On March 29, 2013, 3:01 a.m., Ahmed El Baz wrote:
> 
> -----------------------------------------------------------
> This is an automatically generated e-mail. To reply, visit:
> https://reviews.apache.org/r/10055/
> -----------------------------------------------------------
> 
> (Updated March 29, 2013, 3:01 a.m.)
> 
> 
> Review request for Sqoop.
> 
> 
> Description
> -------
> 
> A patch implementing the Windows version of Sqoop run scripts. The scripts follow the same logic as there .sh counterparts.
> One difference is to create a Jar which references all classpath elements in its Manifest, and provide that jar as the single jar needed for Sqoop.
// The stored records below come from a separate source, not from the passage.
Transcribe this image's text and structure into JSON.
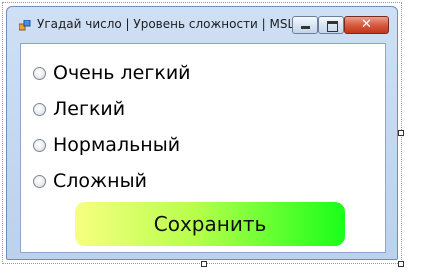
{
  "window": {
    "title": "Угадай число | Уровень сложности | MSL",
    "controls": {
      "minimize": "minimize",
      "maximize": "maximize",
      "close": "✕"
    }
  },
  "difficulty": {
    "options": [
      {
        "label": "Очень легкий",
        "selected": false
      },
      {
        "label": "Легкий",
        "selected": false
      },
      {
        "label": "Нормальный",
        "selected": false
      },
      {
        "label": "Сложный",
        "selected": false
      }
    ]
  },
  "save_button": {
    "label": "Сохранить"
  },
  "colors": {
    "save_gradient_start": "#f7ff80",
    "save_gradient_end": "#19ff19",
    "title_bar": "#cfe0f5",
    "close_button": "#d75a3f"
  }
}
The reason here is that in some cases if the number of classpath elements is large, HADOOP_CLASSPATH gets very long which causes failures in Windows since there is a limit to command lines.
> As a workaround, I added a step to wrap all jars in the classpath in a single jar, and then use that generated jar (this is also done in hadoop for Windows to handle similar issues)
> I did this in a utility script "BuildJar" which can be used for other components as well.
> This change is specific to Windows scripts, Linux scripts are not affected.
> 
> 
> This addresses bug SQOOP-954.
>     https://issues.apache.org/jira/browse/SQOOP-954
> 
> 
> Diffs
> -----
> 
>   bin/BuildJar.ps1 PRE-CREATION 
>   bin/configure-sqoop.cmd PRE-CREATION 
>   bin/sqoop.cmd PRE-CREATION 
>   conf/sqoop-env-template.cmd PRE-CREATION 
> 
> Diff: https://reviews.apache.org/r/10055/diff/
> 
> 
> Testing
> -------
> 
> 
> Thanks,
> 
> Ahmed El Baz
> 
>